On Wed, Jun 27, 2018 at 3:11 AM, Antoine Pitrou <solipsis at pitrou.net> wrote:
> On Tue, 26 Jun 2018 23:52:55 -0500
> Tim Peters <tim.peters at gmail.com> wrote:
>>
>> In Python today, the easiest way to spell Abe's intent is, e.g.,
>>
>> >>> from heapq import nlargest # or nsmallest - doesn't matter
>> >>> from random import random
>> >>> nlargest(4, (i for i in range(100000)), key=lambda x: random())
>> [75260, 45880, 99486, 13478]
>> >>> nlargest(4, (i for i in range(100000)), key=lambda x: random())
>> [31732, 72288, 26584, 72672]
>> >>> nlargest(4, (i for i in range(100000)), key=lambda x: random())

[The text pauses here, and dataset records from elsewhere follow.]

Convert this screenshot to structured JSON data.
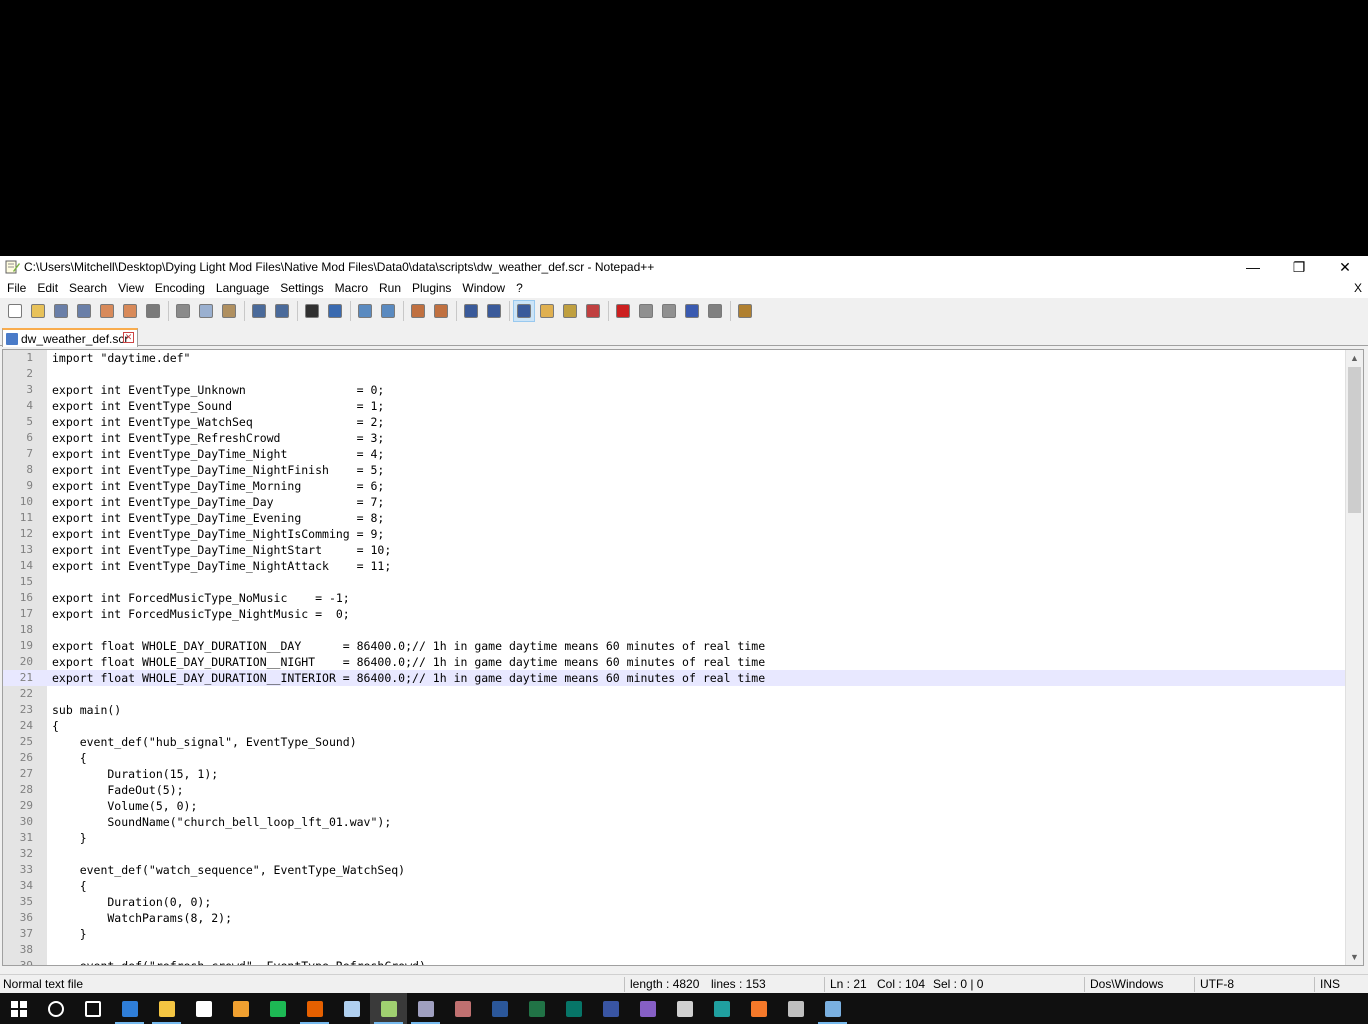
{
  "window": {
    "title": "C:\\Users\\Mitchell\\Desktop\\Dying Light Mod Files\\Native Mod Files\\Data0\\data\\scripts\\dw_weather_def.scr - Notepad++",
    "minimize_glyph": "—",
    "maximize_glyph": "❐",
    "close_glyph": "✕"
  },
  "menu": {
    "items": [
      "File",
      "Edit",
      "Search",
      "View",
      "Encoding",
      "Language",
      "Settings",
      "Macro",
      "Run",
      "Plugins",
      "Window",
      "?"
    ],
    "close_label": "X"
  },
  "toolbar": {
    "icons": [
      {
        "name": "new-file-icon",
        "color": "#ffffff"
      },
      {
        "name": "open-file-icon",
        "color": "#e8c25a"
      },
      {
        "name": "save-icon",
        "color": "#6a7fa8"
      },
      {
        "name": "save-all-icon",
        "color": "#6a7fa8"
      },
      {
        "name": "close-icon",
        "color": "#d88a5a"
      },
      {
        "name": "close-all-icon",
        "color": "#d88a5a"
      },
      {
        "name": "print-icon",
        "color": "#7a7a7a"
      },
      {
        "name": "cut-icon",
        "color": "#8a8a8a"
      },
      {
        "name": "copy-icon",
        "color": "#9ab0d0"
      },
      {
        "name": "paste-icon",
        "color": "#b09060"
      },
      {
        "name": "undo-icon",
        "color": "#4a6a9a"
      },
      {
        "name": "redo-icon",
        "color": "#4a6a9a"
      },
      {
        "name": "find-icon",
        "color": "#303030"
      },
      {
        "name": "replace-icon",
        "color": "#3a6ab0"
      },
      {
        "name": "zoom-in-icon",
        "color": "#5a8ac0"
      },
      {
        "name": "zoom-out-icon",
        "color": "#5a8ac0"
      },
      {
        "name": "sync-vertical-icon",
        "color": "#c07040"
      },
      {
        "name": "sync-horizontal-icon",
        "color": "#c07040"
      },
      {
        "name": "word-wrap-icon",
        "color": "#3a5a9a"
      },
      {
        "name": "show-all-chars-icon",
        "color": "#3a5a9a"
      },
      {
        "name": "indent-guide-icon",
        "color": "#3a5a9a"
      },
      {
        "name": "user-language-icon",
        "color": "#e0b050"
      },
      {
        "name": "doc-map-icon",
        "color": "#c0a040"
      },
      {
        "name": "function-list-icon",
        "color": "#c04040"
      },
      {
        "name": "record-macro-icon",
        "color": "#cc2020"
      },
      {
        "name": "stop-macro-icon",
        "color": "#909090"
      },
      {
        "name": "play-macro-icon",
        "color": "#909090"
      },
      {
        "name": "run-macro-multiple-icon",
        "color": "#3a5ab0"
      },
      {
        "name": "save-macro-icon",
        "color": "#808080"
      },
      {
        "name": "plugin-icon",
        "color": "#b08030"
      }
    ],
    "active_index": 20
  },
  "tabs": [
    {
      "label": "dw_weather_def.scr",
      "close_glyph": "✕"
    }
  ],
  "editor": {
    "current_line": 21,
    "lines": [
      "import \"daytime.def\"",
      "",
      "export int EventType_Unknown                = 0;",
      "export int EventType_Sound                  = 1;",
      "export int EventType_WatchSeq               = 2;",
      "export int EventType_RefreshCrowd           = 3;",
      "export int EventType_DayTime_Night          = 4;",
      "export int EventType_DayTime_NightFinish    = 5;",
      "export int EventType_DayTime_Morning        = 6;",
      "export int EventType_DayTime_Day            = 7;",
      "export int EventType_DayTime_Evening        = 8;",
      "export int EventType_DayTime_NightIsComming = 9;",
      "export int EventType_DayTime_NightStart     = 10;",
      "export int EventType_DayTime_NightAttack    = 11;",
      "",
      "export int ForcedMusicType_NoMusic    = -1;",
      "export int ForcedMusicType_NightMusic =  0;",
      "",
      "export float WHOLE_DAY_DURATION__DAY      = 86400.0;// 1h in game daytime means 60 minutes of real time",
      "export float WHOLE_DAY_DURATION__NIGHT    = 86400.0;// 1h in game daytime means 60 minutes of real time",
      "export float WHOLE_DAY_DURATION__INTERIOR = 86400.0;// 1h in game daytime means 60 minutes of real time",
      "",
      "sub main()",
      "{",
      "    event_def(\"hub_signal\", EventType_Sound)",
      "    {",
      "        Duration(15, 1);",
      "        FadeOut(5);",
      "        Volume(5, 0);",
      "        SoundName(\"church_bell_loop_lft_01.wav\");",
      "    }",
      "",
      "    event_def(\"watch_sequence\", EventType_WatchSeq)",
      "    {",
      "        Duration(0, 0);",
      "        WatchParams(8, 2);",
      "    }",
      "",
      "    event_def(\"refresh_crowd\", EventType_RefreshCrowd)"
    ]
  },
  "status": {
    "file_type": "Normal text file",
    "length": "length : 4820",
    "lines": "lines : 153",
    "ln": "Ln : 21",
    "col": "Col : 104",
    "sel": "Sel : 0 | 0",
    "eol": "Dos\\Windows",
    "encoding": "UTF-8",
    "mode": "INS"
  },
  "taskbar": {
    "items": [
      {
        "name": "start-button",
        "color": "#ffffff"
      },
      {
        "name": "cortana-icon",
        "color": "#ffffff"
      },
      {
        "name": "task-view-icon",
        "color": "#ffffff"
      },
      {
        "name": "edge-icon",
        "color": "#2f7ed8"
      },
      {
        "name": "file-explorer-icon",
        "color": "#f4c542"
      },
      {
        "name": "store-icon",
        "color": "#ffffff"
      },
      {
        "name": "photos-icon",
        "color": "#f0a030"
      },
      {
        "name": "spotify-icon",
        "color": "#1db954"
      },
      {
        "name": "firefox-icon",
        "color": "#e66000"
      },
      {
        "name": "notepad-icon",
        "color": "#b0d0f0"
      },
      {
        "name": "notepadpp-icon",
        "color": "#a0d070"
      },
      {
        "name": "app-icon-generic-1",
        "color": "#a0a0c0"
      },
      {
        "name": "app-icon-generic-2",
        "color": "#c07070"
      },
      {
        "name": "word-icon",
        "color": "#2b579a"
      },
      {
        "name": "excel-icon",
        "color": "#217346"
      },
      {
        "name": "publisher-icon",
        "color": "#077568"
      },
      {
        "name": "visio-icon",
        "color": "#3955a3"
      },
      {
        "name": "visual-studio-icon",
        "color": "#865fc5"
      },
      {
        "name": "audio-icon",
        "color": "#d0d0d0"
      },
      {
        "name": "terminal-icon",
        "color": "#20a0a0"
      },
      {
        "name": "blender-icon",
        "color": "#f5792a"
      },
      {
        "name": "app-icon-generic-3",
        "color": "#c0c0c0"
      },
      {
        "name": "steam-icon",
        "color": "#7ab0e0"
      }
    ],
    "running": [
      3,
      4,
      8,
      10,
      11,
      22
    ],
    "active_index": 10
  }
}
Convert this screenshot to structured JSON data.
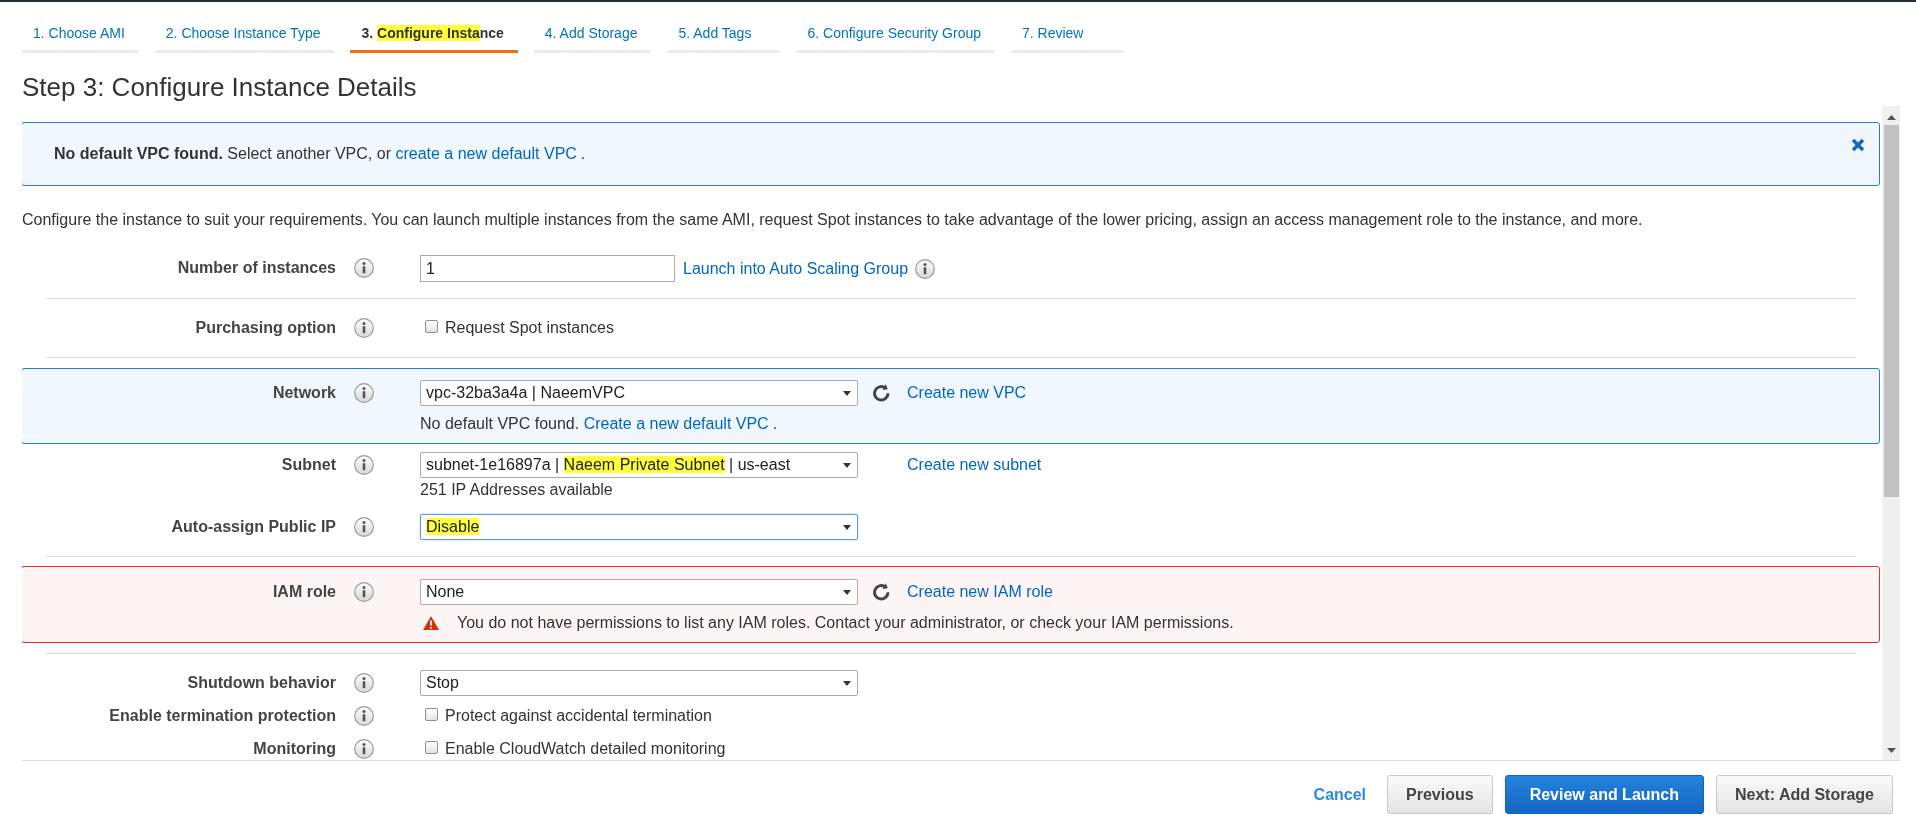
{
  "tabs": [
    {
      "parts": [
        {
          "text": "1. Choose AMI",
          "highlighted": false
        }
      ],
      "selected": false
    },
    {
      "parts": [
        {
          "text": "2. Choose Instance Type",
          "highlighted": false
        }
      ],
      "selected": false
    },
    {
      "parts": [
        {
          "text": "3. ",
          "highlighted": false
        },
        {
          "text": "Configure Insta",
          "highlighted": true
        },
        {
          "text": "nce",
          "highlighted": false
        }
      ],
      "selected": true
    },
    {
      "parts": [
        {
          "text": "4. Add Storage",
          "highlighted": false
        }
      ],
      "selected": false
    },
    {
      "parts": [
        {
          "text": "5. Add Tags",
          "highlighted": false
        }
      ],
      "selected": false
    },
    {
      "parts": [
        {
          "text": "6. Configure Security Group",
          "highlighted": false
        }
      ],
      "selected": false
    },
    {
      "parts": [
        {
          "text": "7. Review",
          "highlighted": false
        }
      ],
      "selected": false
    }
  ],
  "heading": "Step 3: Configure Instance Details",
  "alert": {
    "message": "**No default VPC found.** Select another VPC, or",
    "link": "create a new default VPC",
    "suffix": "."
  },
  "description": "Configure the instance to suit your requirements. You can launch multiple instances from the same AMI, request Spot instances to take advantage of the lower pricing, assign an access management role to the instance, and more.",
  "sections": [
    {
      "kind": "plain",
      "divider_after": true,
      "rows": [
        {
          "kind": "input",
          "label": "Number of instances",
          "value": "1",
          "link": "Launch into Auto Scaling Group",
          "link_info": true
        }
      ]
    },
    {
      "kind": "plain",
      "divider_after": true,
      "rows": [
        {
          "kind": "checkbox",
          "label": "Purchasing option",
          "option": "Request Spot instances",
          "checked": false
        }
      ]
    },
    {
      "kind": "info",
      "divider_after": false,
      "rows": [
        {
          "kind": "select",
          "label": "Network",
          "value": [
            {
              "text": "vpc-32ba3a4a | NaeemVPC",
              "highlighted": false
            }
          ],
          "focused": false,
          "refresh": true,
          "link": "Create new VPC",
          "note": {
            "text": "No default VPC found.",
            "link": "Create a new default VPC",
            "suffix": "."
          }
        }
      ]
    },
    {
      "kind": "plain",
      "divider_after": true,
      "rows": [
        {
          "kind": "select",
          "label": "Subnet",
          "value": [
            {
              "text": "subnet-1e16897a | ",
              "highlighted": false
            },
            {
              "text": "Naeem Private Subnet",
              "highlighted": true
            },
            {
              "text": " | us-east",
              "highlighted": false
            }
          ],
          "focused": false,
          "refresh": false,
          "link": "Create new subnet",
          "note": {
            "text": "251 IP Addresses available"
          }
        },
        {
          "kind": "select",
          "label": "Auto-assign Public IP",
          "value": [
            {
              "text": "Disable",
              "highlighted": true
            }
          ],
          "focused": true,
          "refresh": false
        }
      ]
    },
    {
      "kind": "error",
      "divider_after": true,
      "rows": [
        {
          "kind": "select",
          "label": "IAM role",
          "value": [
            {
              "text": "None",
              "highlighted": false
            }
          ],
          "focused": false,
          "refresh": true,
          "link": "Create new IAM role",
          "warning": "You do not have permissions to list any IAM roles. Contact your administrator, or check your IAM permissions."
        }
      ]
    },
    {
      "kind": "plain",
      "divider_after": false,
      "rows": [
        {
          "kind": "select",
          "label": "Shutdown behavior",
          "value": [
            {
              "text": "Stop",
              "highlighted": false
            }
          ],
          "focused": false,
          "refresh": false
        },
        {
          "kind": "checkbox",
          "label": "Enable termination protection",
          "option": "Protect against accidental termination",
          "checked": false
        },
        {
          "kind": "checkbox",
          "label": "Monitoring",
          "option": "Enable CloudWatch detailed monitoring",
          "checked": false
        }
      ]
    }
  ],
  "footer": {
    "cancel": "Cancel",
    "buttons": [
      {
        "label": "Previous",
        "primary": false
      },
      {
        "label": "Review and Launch",
        "primary": true
      },
      {
        "label": "Next: Add Storage",
        "primary": false
      }
    ]
  }
}
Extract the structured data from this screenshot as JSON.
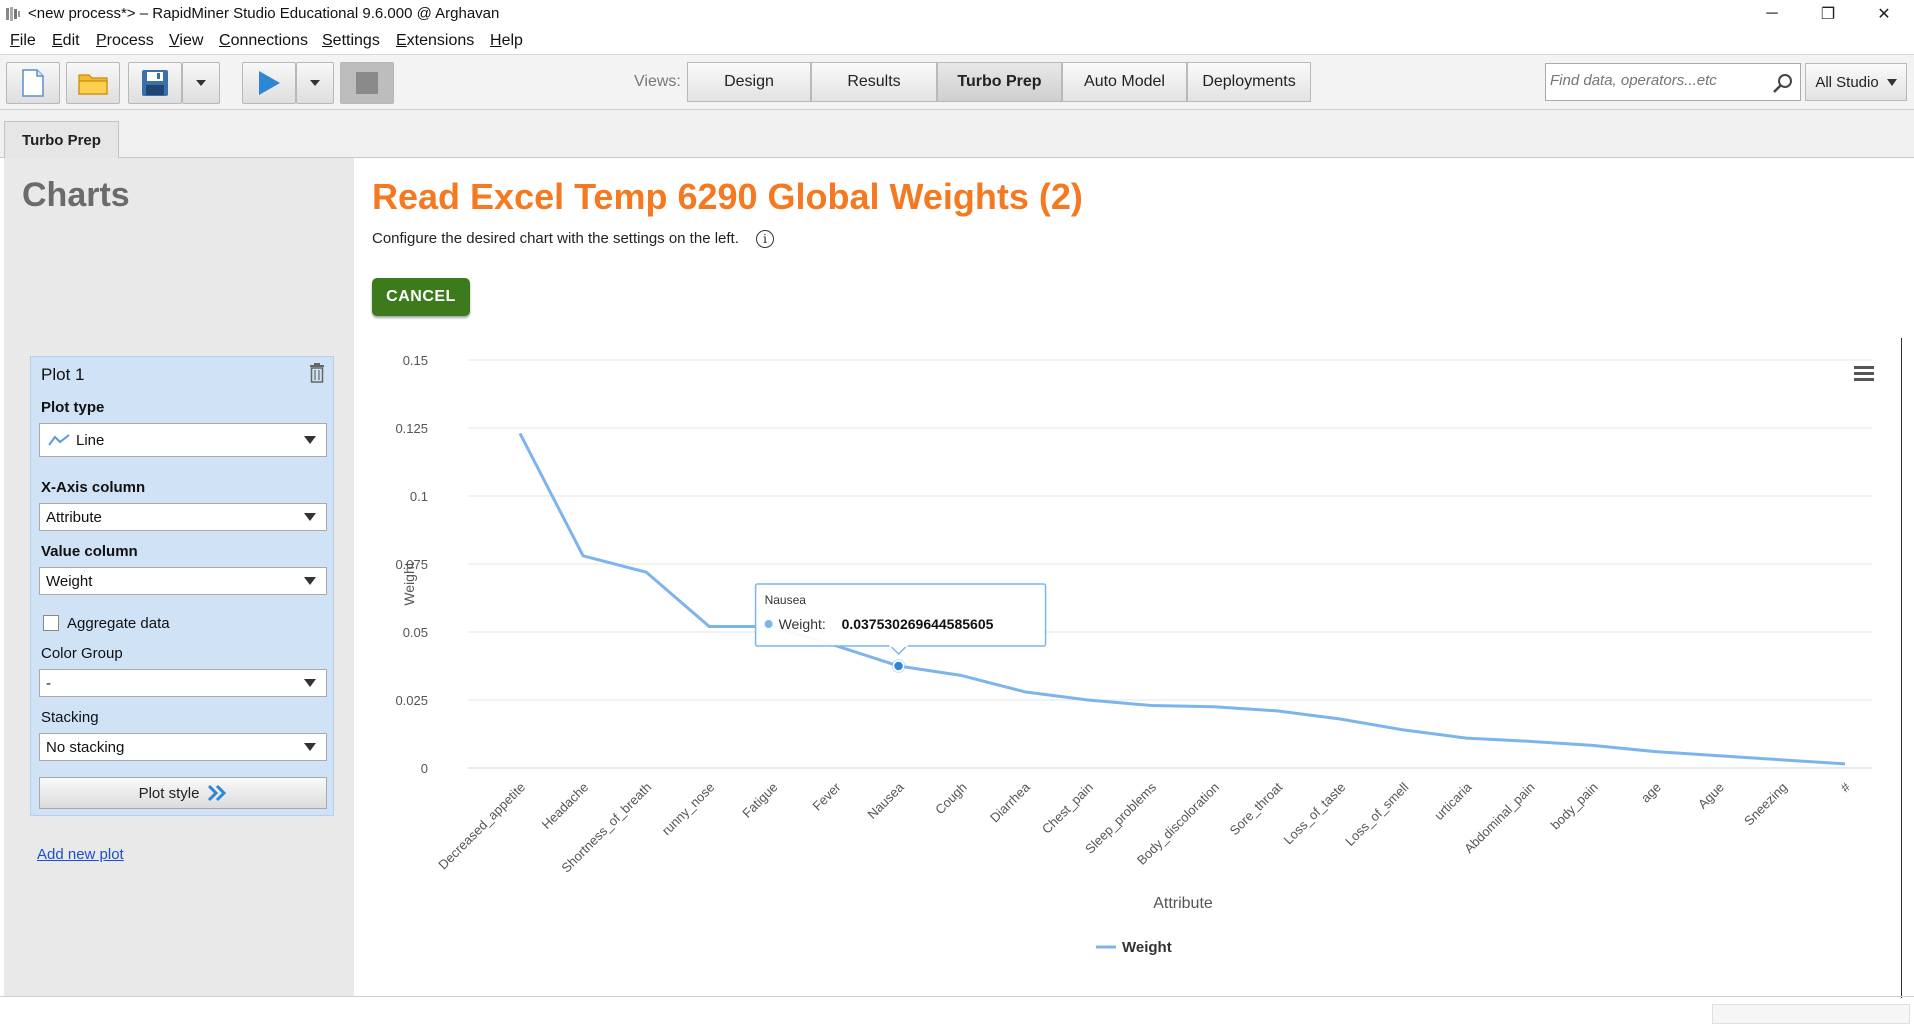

>> [14180, 86084, 22639, 2004]
>>
>> That also arranges to preserve `sample()'s promise that all sub-slices of
>> the result are valid random samples too (because `nlargest` sorts by the
>> randomly generated keys before returning the list).
>
> How could slicing return an invalid random sample?

If the sample isn't randomly ordered.

def sample(population, k):
    population = list(population)
    shuffle(population)
    return sorted(population[:k])  #No, don't sort!